Mais je comprends, je comprends cette question. Vous savez, c'est sans doute l'objectif de certains. Moi, je suis prêt à traverser tous les déserts pour essayer de sauver mon pays. Donc, si je dois traverser les déserts, vous savez, je m'en moque. Je ne suis pas un politicien professionnel. Je n'ai pas fait ça ni pour les places, ni pour l'argent. Vous savez, je vois bien ce qu'il s'est négocié. Il s'est négocié quelques sièges de députés misérables et peut-être des postes de ministres futurs. Pour certains, je ne suis pas dans cette stratégie. Vous comprenez ce que je veux dire ? Je n'en suis pas. Donc, moi, je suis là. J'ai sacrifié ma vie professionnelle.

J'ai abandonné ma vie professionnelle qui n'était pas, je crois, minable. Donc, voilà. Donc, votre parti va survivre ? Mais bien sûr, mon parti va survivre parce que mes idées vont survivre. Parce que tout me donne raison chaque jour davantage. Et parce que je suis le seul à défendre les idées que je défend.

19:31
Invité

Vous n'avez fait qu'un peu plus de 5% aux européennes.

19:34
Éric Zemmour

C'est la liste de reconquête conduite par Marion Maréchal qui a fait un peu plus de 5%.

19:39
Invité

Éric Zemmour, avez-vous échangé avec Marion Maréchal depuis la publication de son communiqué, de sa prise de parole ?

19:44
Présentateur

Il faut lui signifier son exclusion.

19:45
Invité

Son exclusion et avoir une explication au lendemain de celle que vous aviez eue la veille.
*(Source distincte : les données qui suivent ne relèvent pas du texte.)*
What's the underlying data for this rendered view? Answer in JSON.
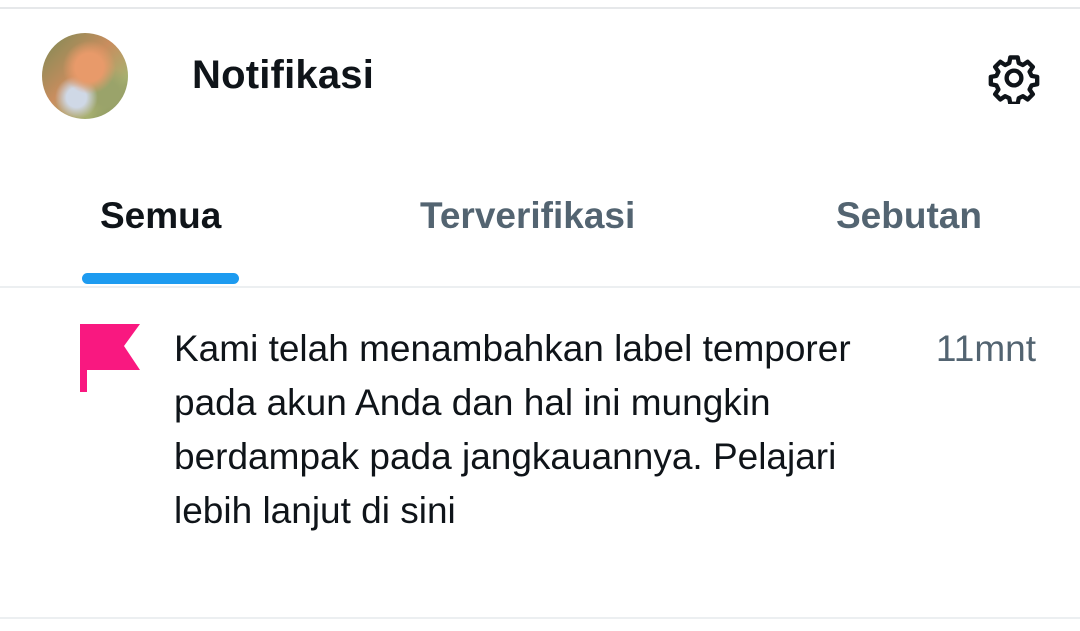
{
  "header": {
    "title": "Notifikasi",
    "avatar_icon": "profile-avatar",
    "settings_icon": "gear-icon"
  },
  "tabs": [
    {
      "label": "Semua",
      "active": true
    },
    {
      "label": "Terverifikasi",
      "active": false
    },
    {
      "label": "Sebutan",
      "active": false
    }
  ],
  "notifications": [
    {
      "icon": "flag-icon",
      "text": "Kami telah menambahkan label temporer pada akun Anda dan hal ini mungkin berdampak pada jangkauannya. Pelajari lebih lanjut di sini",
      "time": "11mnt"
    }
  ],
  "colors": {
    "accent": "#1d9bf0",
    "flag": "#f91880",
    "text_primary": "#0f1419",
    "text_secondary": "#536471"
  }
}
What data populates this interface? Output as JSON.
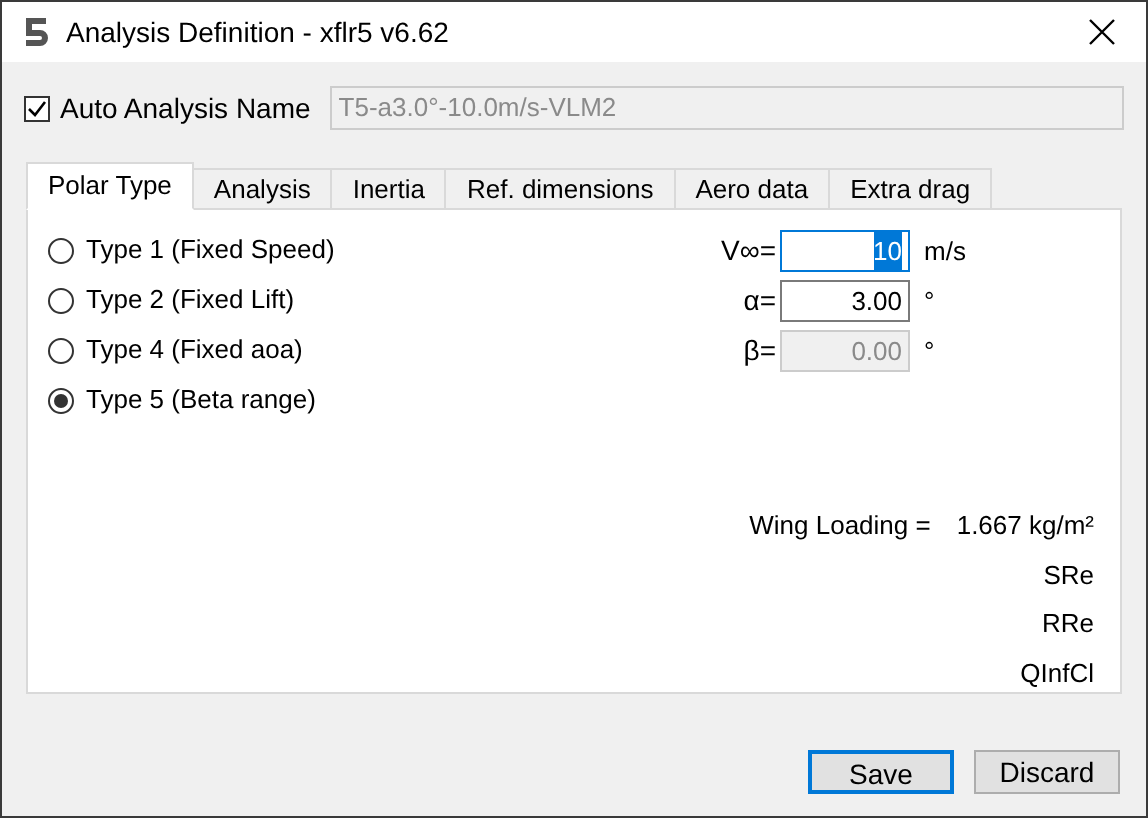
{
  "window": {
    "title": "Analysis Definition - xflr5 v6.62"
  },
  "auto_name": {
    "label": "Auto Analysis Name",
    "checked": true,
    "value": "T5-a3.0°-10.0m/s-VLM2",
    "disabled": true
  },
  "tabs": [
    {
      "label": "Polar Type",
      "selected": true
    },
    {
      "label": "Analysis",
      "selected": false
    },
    {
      "label": "Inertia",
      "selected": false
    },
    {
      "label": "Ref. dimensions",
      "selected": false
    },
    {
      "label": "Aero data",
      "selected": false
    },
    {
      "label": "Extra drag",
      "selected": false
    }
  ],
  "polar_types": [
    {
      "label": "Type 1 (Fixed Speed)",
      "selected": false
    },
    {
      "label": "Type 2 (Fixed Lift)",
      "selected": false
    },
    {
      "label": "Type 4 (Fixed aoa)",
      "selected": false
    },
    {
      "label": "Type 5 (Beta range)",
      "selected": true
    }
  ],
  "fields": [
    {
      "label": "V∞=",
      "value": "10",
      "unit": "m/s",
      "focused": true,
      "disabled": false
    },
    {
      "label": "α=",
      "value": "3.00",
      "unit": "°",
      "focused": false,
      "disabled": false
    },
    {
      "label": "β=",
      "value": "0.00",
      "unit": "°",
      "focused": false,
      "disabled": true
    }
  ],
  "wing_loading": {
    "label": "Wing Loading =",
    "value": "1.667 kg/m²"
  },
  "notes": [
    "SRe",
    "RRe",
    "QInfCl"
  ],
  "buttons": [
    {
      "label": "Save",
      "default": true
    },
    {
      "label": "Discard",
      "default": false
    }
  ]
}
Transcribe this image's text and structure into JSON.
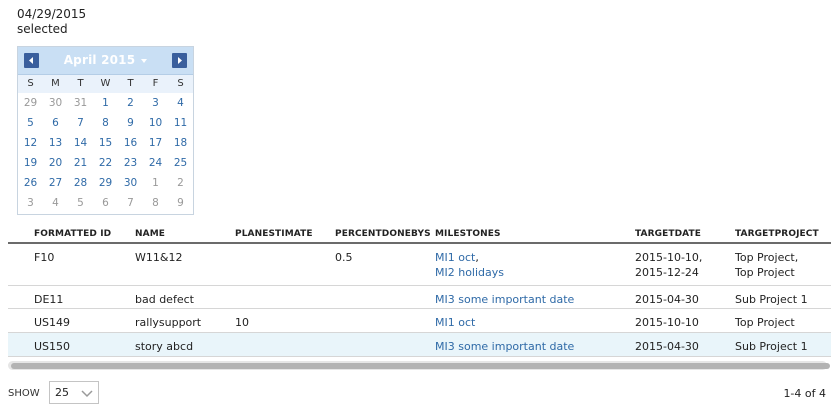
{
  "selection": {
    "date": "04/29/2015",
    "status": "selected"
  },
  "calendar": {
    "month_label": "April 2015",
    "days_of_week": [
      "S",
      "M",
      "T",
      "W",
      "T",
      "F",
      "S"
    ],
    "weeks": [
      [
        {
          "d": "29",
          "o": true
        },
        {
          "d": "30",
          "o": true
        },
        {
          "d": "31",
          "o": true
        },
        {
          "d": "1",
          "o": false
        },
        {
          "d": "2",
          "o": false
        },
        {
          "d": "3",
          "o": false
        },
        {
          "d": "4",
          "o": false
        }
      ],
      [
        {
          "d": "5",
          "o": false
        },
        {
          "d": "6",
          "o": false
        },
        {
          "d": "7",
          "o": false
        },
        {
          "d": "8",
          "o": false
        },
        {
          "d": "9",
          "o": false
        },
        {
          "d": "10",
          "o": false
        },
        {
          "d": "11",
          "o": false
        }
      ],
      [
        {
          "d": "12",
          "o": false
        },
        {
          "d": "13",
          "o": false
        },
        {
          "d": "14",
          "o": false
        },
        {
          "d": "15",
          "o": false
        },
        {
          "d": "16",
          "o": false
        },
        {
          "d": "17",
          "o": false
        },
        {
          "d": "18",
          "o": false
        }
      ],
      [
        {
          "d": "19",
          "o": false
        },
        {
          "d": "20",
          "o": false
        },
        {
          "d": "21",
          "o": false
        },
        {
          "d": "22",
          "o": false
        },
        {
          "d": "23",
          "o": false
        },
        {
          "d": "24",
          "o": false
        },
        {
          "d": "25",
          "o": false
        }
      ],
      [
        {
          "d": "26",
          "o": false
        },
        {
          "d": "27",
          "o": false
        },
        {
          "d": "28",
          "o": false
        },
        {
          "d": "29",
          "o": false
        },
        {
          "d": "30",
          "o": false
        },
        {
          "d": "1",
          "o": true
        },
        {
          "d": "2",
          "o": true
        }
      ],
      [
        {
          "d": "3",
          "o": true
        },
        {
          "d": "4",
          "o": true
        },
        {
          "d": "5",
          "o": true
        },
        {
          "d": "6",
          "o": true
        },
        {
          "d": "7",
          "o": true
        },
        {
          "d": "8",
          "o": true
        },
        {
          "d": "9",
          "o": true
        }
      ]
    ]
  },
  "grid": {
    "columns": [
      "FORMATTED ID",
      "NAME",
      "PLANESTIMATE",
      "PERCENTDONEBYSTORYCOUNT",
      "MILESTONES",
      "TARGETDATE",
      "TARGETPROJECT"
    ],
    "rows": [
      {
        "id": "F10",
        "name": "W11&12",
        "plan": "",
        "pct": "0.5",
        "milestones": [
          "MI1 oct",
          "MI2 holidays"
        ],
        "dates": [
          "2015-10-10,",
          "2015-12-24"
        ],
        "projects": [
          "Top Project,",
          "Top Project"
        ]
      },
      {
        "id": "DE11",
        "name": "bad defect",
        "plan": "",
        "pct": "",
        "milestones": [
          "MI3 some important date"
        ],
        "dates": [
          "2015-04-30"
        ],
        "projects": [
          "Sub Project 1"
        ]
      },
      {
        "id": "US149",
        "name": "rallysupport",
        "plan": "10",
        "pct": "",
        "milestones": [
          "MI1 oct"
        ],
        "dates": [
          "2015-10-10"
        ],
        "projects": [
          "Top Project"
        ]
      },
      {
        "id": "US150",
        "name": "story abcd",
        "plan": "",
        "pct": "",
        "milestones": [
          "MI3 some important date"
        ],
        "dates": [
          "2015-04-30"
        ],
        "projects": [
          "Sub Project 1"
        ]
      }
    ],
    "selected_row": 3
  },
  "footer": {
    "show_label": "SHOW",
    "page_size": "25",
    "pager_text": "1-4 of 4"
  }
}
Je pense que c'est inutile. Inutile. Les ponts sont coupés, elle rejoint le clan familial et pour vous c'est fini ?

19:56
Présentateur

Même par SMS.

19:57
Éric Zemmour

Vous savez, quand c'est fini, c'est fini. Quand on est trahi, quand on est meurtri, quand on est blessé, en tout cas moi je réagis comme ça. Je me tais, je pense mes blessures, je cache ma peine comme je peux et je vais de l'avant. Voilà, c'est tout.

20:20
Présentateur

De l'avant, mais est-ce que vous n'êtes pas un homme seul ?

20:23
Éric Zemmour

Pourquoi seul ?

20:24
Invité

Vous savez... Parce que peut-être que les 30 juin et 7 juillet, ce ne sont que des sondages, mais on voit bien que le bloc RN est dans une position, on va dire, de favori au minimum. Bien sûr. Cette victoire du corps national, pour reprendre le mot de Marion Maréchal, c'est peut-être pas le vôtre d'ailleurs. C'est le mot de sa tante. Avant, elle disait Union des droites, vous voyez déjà. Mais vous allez peut-être être spectateur de cette victoire-là ?

20:53
Éric Zemmour

Écoutez, moi, ce que je vous répète... Vous avez écrit le livre noir, donc quelque part... Vous vous moquez, moi. Moi, je vous répète, je suis un militant de l'Union des droites. Si ce soir, quand je sors de votre studio, on m'appelle et on me dit qu'il y a un accord possible, je dirais oui. Maintenant, attendez, attendez, attendez. Deuxièmement, vous savez, la vie politique, on l'a connue tous les deux, ça va très vite. Oui, oui. Madame Mélanie, aux dernières européennes, était à 4%. Et M. Salvini était à 25%. Vous voyez aujourd'hui le renversement. On en a connu d'autres en France. Et puis, vous dites que je suis seul.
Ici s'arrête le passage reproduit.